Reza Pahlavi, o primogênito do último monarca do Irã, torna-se uma voz proeminente durante os intensos protestos que agitam o país, com cidadãos clamando por sua liderança. Aos 65 anos, ele vive no exílio e expressa seu desejo de retornar ao Irã, prometendo estar ao lado da população no momento da mudança. Os protestos, que são os maiores em três anos, refletem um descontentamento profundo com o regime dos iatolás, que enfrenta críticas severas por sua gestão e repressão.
A figura de Pahlavi é vista como um símbolo de esperança para muitos iranianos, que anseiam por um retorno à monarquia e uma era de prosperidade. No entanto, o apoio a ele é complexo, pois não há consenso sobre sua capacidade de unir as diversas facções da oposição.
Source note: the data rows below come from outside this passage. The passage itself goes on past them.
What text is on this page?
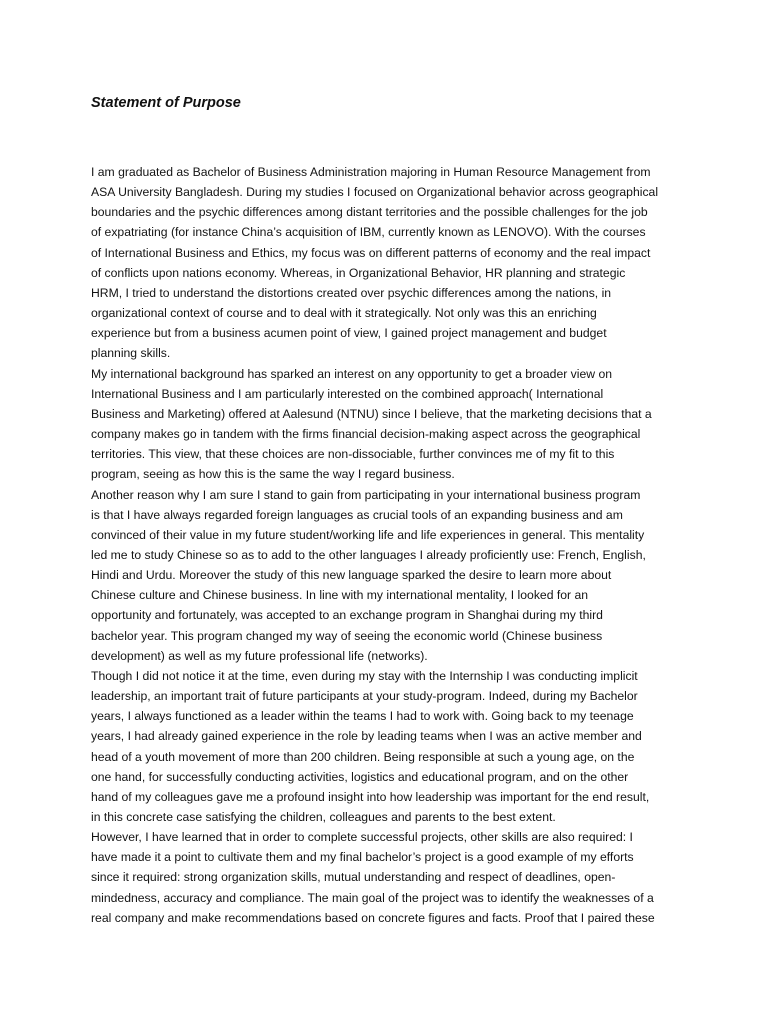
Statement of Purpose
I am graduated as Bachelor of Business Administration majoring in Human Resource Management from
ASA University Bangladesh. During my studies I focused on Organizational behavior across geographical
boundaries and the psychic differences among distant territories and the possible challenges for the job
of expatriating (for instance China’s acquisition of IBM, currently known as LENOVO). With the courses
of International Business and Ethics, my focus was on different patterns of economy and the real impact
of conflicts upon nations economy. Whereas, in Organizational Behavior, HR planning and strategic
HRM, I tried to understand the distortions created over psychic differences among the nations, in
organizational context of course and to deal with it strategically. Not only was this an enriching
experience but from a business acumen point of view, I gained project management and budget
planning skills.
My international background has sparked an interest on any opportunity to get a broader view on
International Business and I am particularly interested on the combined approach( International
Business and Marketing) offered at Aalesund (NTNU) since I believe, that the marketing decisions that a
company makes go in tandem with the firms financial decision-making aspect across the geographical
territories. This view, that these choices are non-dissociable, further convinces me of my fit to this
program, seeing as how this is the same the way I regard business.
Another reason why I am sure I stand to gain from participating in your international business program
is that I have always regarded foreign languages as crucial tools of an expanding business and am
convinced of their value in my future student/working life and life experiences in general. This mentality
led me to study Chinese so as to add to the other languages I already proficiently use: French, English,
Hindi and Urdu. Moreover the study of this new language sparked the desire to learn more about
Chinese culture and Chinese business. In line with my international mentality, I looked for an
opportunity and fortunately, was accepted to an exchange program in Shanghai during my third
bachelor year. This program changed my way of seeing the economic world (Chinese business
development) as well as my future professional life (networks).
Though I did not notice it at the time, even during my stay with the Internship I was conducting implicit
leadership, an important trait of future participants at your study-program. Indeed, during my Bachelor
years, I always functioned as a leader within the teams I had to work with. Going back to my teenage
years, I had already gained experience in the role by leading teams when I was an active member and
head of a youth movement of more than 200 children. Being responsible at such a young age, on the
one hand, for successfully conducting activities, logistics and educational program, and on the other
hand of my colleagues gave me a profound insight into how leadership was important for the end result,
in this concrete case satisfying the children, colleagues and parents to the best extent.
However, I have learned that in order to complete successful projects, other skills are also required: I
have made it a point to cultivate them and my final bachelor’s project is a good example of my efforts
since it required: strong organization skills, mutual understanding and respect of deadlines, open-
mindedness, accuracy and compliance. The main goal of the project was to identify the weaknesses of a
real company and make recommendations based on concrete figures and facts. Proof that I paired these
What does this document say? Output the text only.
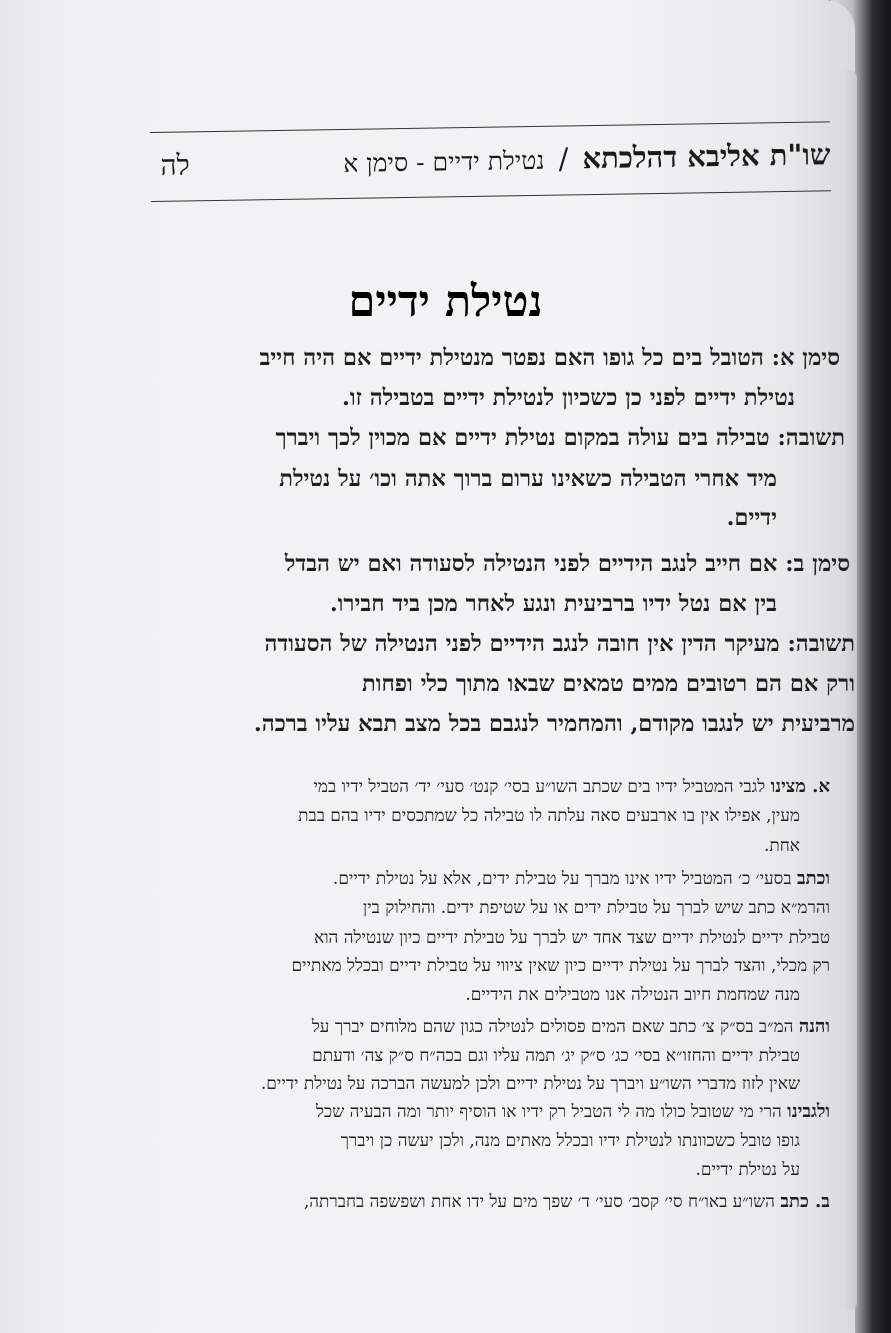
שו"ת אליבא דהלכתא / נטילת ידיים - סימן א
לה
נטילת ידיים
סימן א: הטובל בים כל גופו האם נפטר מנטילת ידיים אם היה חייב
נטילת ידיים לפני כן כשכיון לנטילת ידיים בטבילה זו.
תשובה: טבילה בים עולה במקום נטילת ידיים אם מכוין לכך ויברך
מיד אחרי הטבילה כשאינו ערום ברוך אתה וכו׳ על נטילת
ידיים.
סימן ב: אם חייב לנגב הידיים לפני הנטילה לסעודה ואם יש הבדל
בין אם נטל ידיו ברביעית ונגע לאחר מכן ביד חבירו.
תשובה: מעיקר הדין אין חובה לנגב הידיים לפני הנטילה של הסעודה
ורק אם הם רטובים ממים טמאים שבאו מתוך כלי ופחות
מרביעית יש לנגבו מקודם, והמחמיר לנגבם בכל מצב תבא עליו ברכה.
א. מצינו לגבי המטביל ידיו בים שכתב השו״ע בסי׳ קנט׳ סעי׳ יד׳ הטביל ידיו במי
מעין, אפילו אין בו ארבעים סאה עלתה לו טבילה כל שמתכסים ידיו בהם בבת
אחת.
וכתב בסעי׳ כ׳ המטביל ידיו אינו מברך על טבילת ידים, אלא על נטילת ידיים.
והרמ״א כתב שיש לברך על טבילת ידים או על שטיפת ידים. והחילוק בין
טבילת ידיים לנטילת ידיים שצד אחד יש לברך על טבילת ידיים כיון שנטילה הוא
רק מכלי, והצד לברך על נטילת ידיים כיון שאין ציווי על טבילת ידיים ובכלל מאתיים
מנה שמחמת חיוב הנטילה אנו מטבילים את הידיים.
והנה המ״ב בס״ק צ׳ כתב שאם המים פסולים לנטילה כגון שהם מלוחים יברך על
טבילת ידיים והחזו״א בסי׳ כג׳ ס״ק יג׳ תמה עליו וגם בכה״ח ס״ק צה׳ ודעתם
שאין לזוז מדברי השו״ע ויברך על נטילת ידיים ולכן למעשה הברכה על נטילת ידיים.
ולגבינו הרי מי שטובל כולו מה לי הטביל רק ידיו או הוסיף יותר ומה הבעיה שכל
גופו טובל כשכוונתו לנטילת ידיו ובכלל מאתים מנה, ולכן יעשה כן ויברך
על נטילת ידיים.
ב. כתב השו״ע באו״ח סי׳ קסב׳ סעי׳ ד׳ שפך מים על ידו אחת ושפשפה בחברתה,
Especialistas apontam que, embora ele represente uma alternativa viável, a oposição interna está fragmentada, e muitos grupos não o apoiarão devido a suas posições políticas divergentes.
Com a situação no Irã se tornando cada vez mais precária, Pahlavi enfrenta o desafio de consolidar forças opositoras e obter apoio tanto dentro quanto fora do país. Ele defende a realização de um referendo para decidir o futuro do governo iraniano, uma proposta que encontra ressonância entre figuras da oposição. Contudo, a eficiência da sua liderança e a possibilidade de unir as diferentes correntes são questões que ainda precisam ser respondidas.